Gunmen from a suspected criminal gang attacked a village market in northwest Nigeria's Sokoto state, killing 43 people, the state government said Monday.
Heavily armed gangs known locally as bandits have terrorised northwest and central Nigeria for years, raiding and looting villages, but attacks have become even more violent in recent months.
"Forty-three people have been confirmed dead following the attack by bandits in Goronyo village" on Sunday, Sokoto government spokesman Muhammad Bello said in a statement.
"It was a market day and there were many traders," Bello told AFP by phone.
Police spokesman Sanusi Abubakar also confirmed that bandits attacked Goronyo late on Sunday.
"Our security operatives are there to conduct investigations," Abubakar added, without giving details.
Phone networks in the area have been suspended for weeks to disrupt the gangs' operations, making information-gathering difficult.
A gang raided another village market on October 8, in Sabon Birni district near the border with Niger, killing 19 people.
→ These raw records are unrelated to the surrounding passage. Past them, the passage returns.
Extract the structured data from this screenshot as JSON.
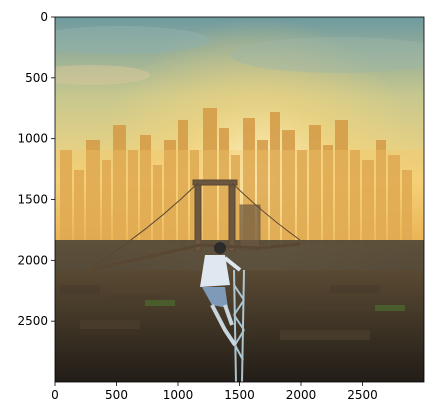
{
  "image_panel": {
    "description_icon": "city-skyline-photo-icon",
    "x_ticks": [
      {
        "value": 0,
        "label": "0"
      },
      {
        "value": 500,
        "label": "500"
      },
      {
        "value": 1000,
        "label": "1000"
      },
      {
        "value": 1500,
        "label": "1500"
      },
      {
        "value": 2000,
        "label": "2000"
      },
      {
        "value": 2500,
        "label": "2500"
      }
    ],
    "y_ticks": [
      {
        "value": 0,
        "label": "0"
      },
      {
        "value": 500,
        "label": "500"
      },
      {
        "value": 1000,
        "label": "1000"
      },
      {
        "value": 1500,
        "label": "1500"
      },
      {
        "value": 2000,
        "label": "2000"
      },
      {
        "value": 2500,
        "label": "2500"
      }
    ],
    "x_range": [
      0,
      3000
    ],
    "y_range": [
      0,
      3000
    ],
    "colors": {
      "sky_top": "#7da3a6",
      "sky_glow": "#f5d98a",
      "sun_core": "#fff3c4",
      "haze": "#e9b04a",
      "buildings": "#c98a3c",
      "buildings_dark": "#8a5a2a",
      "river": "#4f4a40",
      "foreground": "#3a3328",
      "bridge": "#6b5640"
    }
  }
}
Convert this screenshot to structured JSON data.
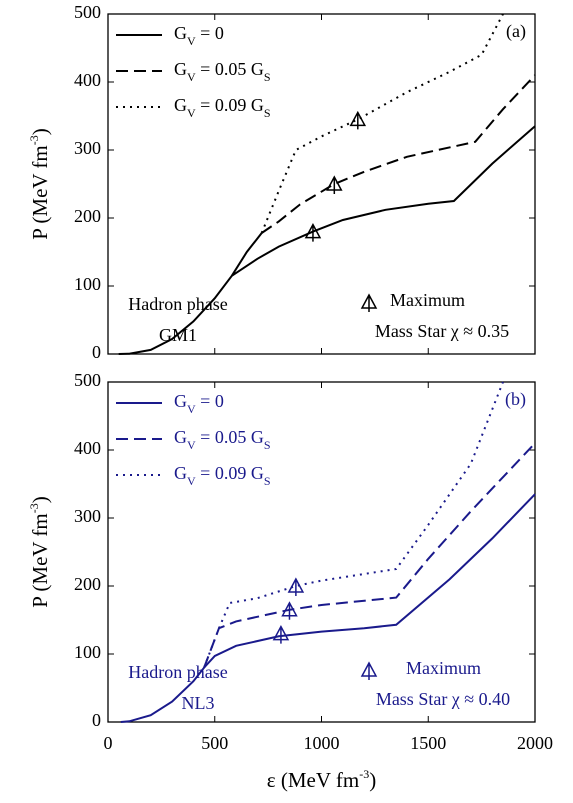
{
  "chart_data": [
    {
      "type": "line",
      "panel_label": "(a)",
      "y_label": "P (MeV fm-3)",
      "color": "#000000",
      "ylim": [
        0,
        500
      ],
      "yticks": [
        0,
        100,
        200,
        300,
        400,
        500
      ],
      "xlim": [
        0,
        2000
      ],
      "series": [
        {
          "name": "GV = 0",
          "linestyle": "solid",
          "x": [
            50,
            100,
            200,
            300,
            400,
            500,
            580,
            650,
            720,
            null,
            580,
            700,
            800,
            960,
            1100,
            1300,
            1500,
            1620,
            1800,
            2000
          ],
          "values": [
            0,
            0.5,
            6,
            22,
            48,
            82,
            115,
            150,
            178,
            null,
            115,
            140,
            158,
            180,
            197,
            212,
            221,
            225,
            280,
            335
          ]
        },
        {
          "name": "GV = 0.05 GS",
          "linestyle": "dashed",
          "x": [
            720,
            800,
            900,
            1060,
            1200,
            1400,
            1720,
            1850,
            2000
          ],
          "values": [
            178,
            195,
            220,
            250,
            268,
            290,
            312,
            360,
            410
          ]
        },
        {
          "name": "GV = 0.09 GS",
          "linestyle": "dotted",
          "x": [
            720,
            800,
            880,
            1000,
            1170,
            1400,
            1600,
            1750,
            1850
          ],
          "values": [
            178,
            240,
            300,
            320,
            345,
            385,
            415,
            440,
            500
          ]
        }
      ],
      "maxima": {
        "x": [
          960,
          1060,
          1170
        ],
        "values": [
          180,
          250,
          345
        ]
      },
      "annotations": [
        "Hadron phase",
        "GM1",
        "Maximum",
        "Mass Star χ ≈ 0.35"
      ]
    },
    {
      "type": "line",
      "panel_label": "(b)",
      "y_label": "P (MeV fm-3)",
      "x_label": "ε (MeV fm-3)",
      "color": "#1a1a8c",
      "ylim": [
        0,
        500
      ],
      "yticks": [
        0,
        100,
        200,
        300,
        400,
        500
      ],
      "xlim": [
        0,
        2000
      ],
      "xticks": [
        0,
        500,
        1000,
        1500,
        2000
      ],
      "series": [
        {
          "name": "GV = 0",
          "linestyle": "solid",
          "x": [
            60,
            100,
            200,
            300,
            400,
            450,
            500,
            600,
            800,
            1000,
            1200,
            1350,
            1600,
            1800,
            2000
          ],
          "values": [
            0,
            1,
            10,
            30,
            60,
            80,
            97,
            112,
            126,
            133,
            138,
            143,
            210,
            270,
            335
          ]
        },
        {
          "name": "GV = 0.05 GS",
          "linestyle": "dashed",
          "x": [
            450,
            520,
            600,
            850,
            1000,
            1350,
            1500,
            1700,
            2000
          ],
          "values": [
            80,
            138,
            148,
            165,
            172,
            183,
            240,
            310,
            410
          ]
        },
        {
          "name": "GV = 0.09 GS",
          "linestyle": "dotted",
          "x": [
            450,
            520,
            570,
            700,
            880,
            1000,
            1350,
            1500,
            1700,
            1850
          ],
          "values": [
            80,
            138,
            175,
            182,
            200,
            208,
            225,
            290,
            380,
            500
          ]
        }
      ],
      "maxima": {
        "x": [
          810,
          850,
          880
        ],
        "values": [
          130,
          165,
          200
        ]
      },
      "annotations": [
        "Hadron phase",
        "NL3",
        "Maximum",
        "Mass Star χ ≈ 0.40"
      ]
    }
  ]
}
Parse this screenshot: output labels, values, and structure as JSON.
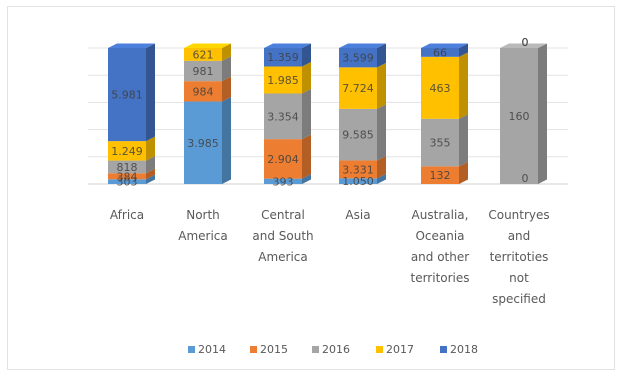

Since last month, Nigerian troops have been conducting air and ground operations against bandit camps in neighbouring Zamfara state.
Telecom services were also shut down in Zamfara, and parts of Kaduna and Katsina states.
Officials in Sokoto are worried that bandits are relocating to the state as a result of operations in Zamfara.
"We're faced and bedevilled by many security challenges in our own area here, particularly banditry, kidnapping and other associated crimes," wrote Bello, on behalf of the state governor.
Governor Aminu Waziri Tambuwal had requested "the presence of more forces in the state and the deployment of more resources", he added.
Last month, 17 Nigerian security personnel were killed when gunmen attacked their base in Sabon Birni, an assault the military blamed on Islamic State-aligned jihadists.
Although the bandits have no known ideological agenda, concerns have grown about jihadist inroads in the region.
Violence has spiralled in recent months across the northwest, forcing thousands of already vulnerable people to flee their homes, a situation aid agencies fear risks becoming a humanitarian crisis.
Since January 2020, about 50,000 people have fled from their homes in the northwest alone, according to the International Organization for Migration.
More than 80,000 additional people have fled to neighbouring Niger over the past two years.
Increasingly, bandits have turned to mass kidnapping and have taken hundreds of schoolchildren since December. Most have been freed or released after ransom but dozens are still being held.
The violence is just one challenge facing Nigeria's security forces. They are also battling a 12-year jihadist insurgency in the northeast that has killed more than 40,000 people.